Zweitausendeins schließt Ladengeschäfte:Kulturrevolution ade

Die Läden von Zweitausendeins sind selten größer als eine Teeküche, bieten aber alles, was gut, aber hier billig ist. Jetzt will der Verlag all seine Filialen aufgeben. Ein Nachruf auf die hochprofessionellen Ramschläden fürs studentische Lesepublikum.

Willi Winkler

Im Regal stehen die drei dicken Bände der "Hundert Jahre" ordentlich unter O, Goldschnitt, marmorierter Buchdeckel, Halbleinen, Fadenheftung, selbstverständlich mit Lesebändchen und ebenso selbstverständlich ungelesen. Nach dreißig Jahren klebt sogar der Preiszettel noch drauf, "DM 48. -".

Heinrich Albert Oppermanns "Zeit- und Lebensbilder aus drei Generationen" behandeln die Jahre 1770 bis 1870 im ländlichen Hannover und wären vergessen, hätte sich nicht der unfehlbare Arno Schmidt für dieses versunkene Jahrhundertwerk verwendet. So erschienen seit 1978, von Hans-Michael Bock herausgegeben, gestaltet von Edda Köchl, der ersten Frau von Wim Wenders, und hergestellt vom besessenen Buchmacher Franz Greno die Lieblingsbücher Schmidts ("Haidnische Alterthümer") in neuen Ausgaben: der "Belphegor" von Wezel, der "Genius" von Grosse, Tiecks "Vogelscheuche" mitsamt dem "Alten Buch und die Reise ins Blaue hinein" (Poe führt es im "Sturz des Hauses Usher" an), die "Insel Felsenburg" von Schnabel und leider auch der niedersachsenfade Oppermann. Kein halbwegs kostenbewusster Verlag hätte sich diese sorgfältig edierten und hochgermanistisch benachworteten alten Bücher geleistet, keiner außer dem hochprofessionellen Ramschladen Zweitausendeins.

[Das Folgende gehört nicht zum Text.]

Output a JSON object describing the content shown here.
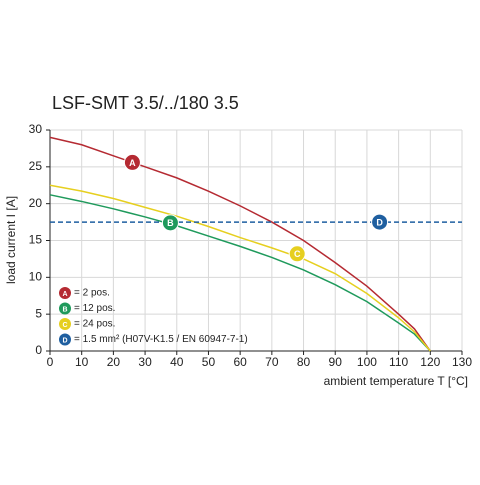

Der Verleger hieß Lutz Reinecke und hatte sein Geschäft beim Verpackungskünstler Siegfried Unseld gelernt. Zweitausendeins, benannt nach dem psychedelischen Film von Stanley Kubrick, belieferte seit 1969 das flache Land mit dem "Merkheft", einem seidenpapierenen Katalog, der billige Platten, billige Bücher, billige Buttons und auch sonst allerlei Preiswertes anpries. Hinten waltete als züchtige Hausfrau Annemarie Susemihl und ermahnte die Kundschaft, doch bitte leserlich zu schreiben und bei den Bestellungen die Nummer nicht zu vergessen.

Sonst wimmelte es von Sonderangeboten und "nur noch" sowie reißerischen Sprüchen, die jede Petitesse zum auratischen Kunstwerk erhoben, das schon morgen nicht mehr zu haben sein würde. Jede Restauflage ging bald über Zweitausendeins ins Land oder über die Läden in halbwegs gebildeten Städten wie München, Hamburg, Frankfurt, Berlin, Freiburg und Berlin ans bescheiden alimentierte studentische Publikum.

Diese Läden waren selten größer als eine Teeküche und zeigten deshalb kaum ein Zehntel des im "Merkheft" annoncierten Angebots. Hinten im Lager aber gab es alles, was mit fünf- und sechsstelligen Ziffern versprochen worden war. Wem nach mitmenschlicher Wärme war, der fand sie überreich, aber er fand vor allem eine Gegenkultur. Frank Zappa raunzte aus den Lautsprechern seinen miserablen Hurensohn, Leonard Cohen elegierte vor sich hin, und dann flehte wieder Bob Dylan in die drangvolle Enge, sang, wie nur Dylan singen kann: "On a night like this". "Planet Waves", hier im Laden womöglich schon für DM 7,95 zu haben.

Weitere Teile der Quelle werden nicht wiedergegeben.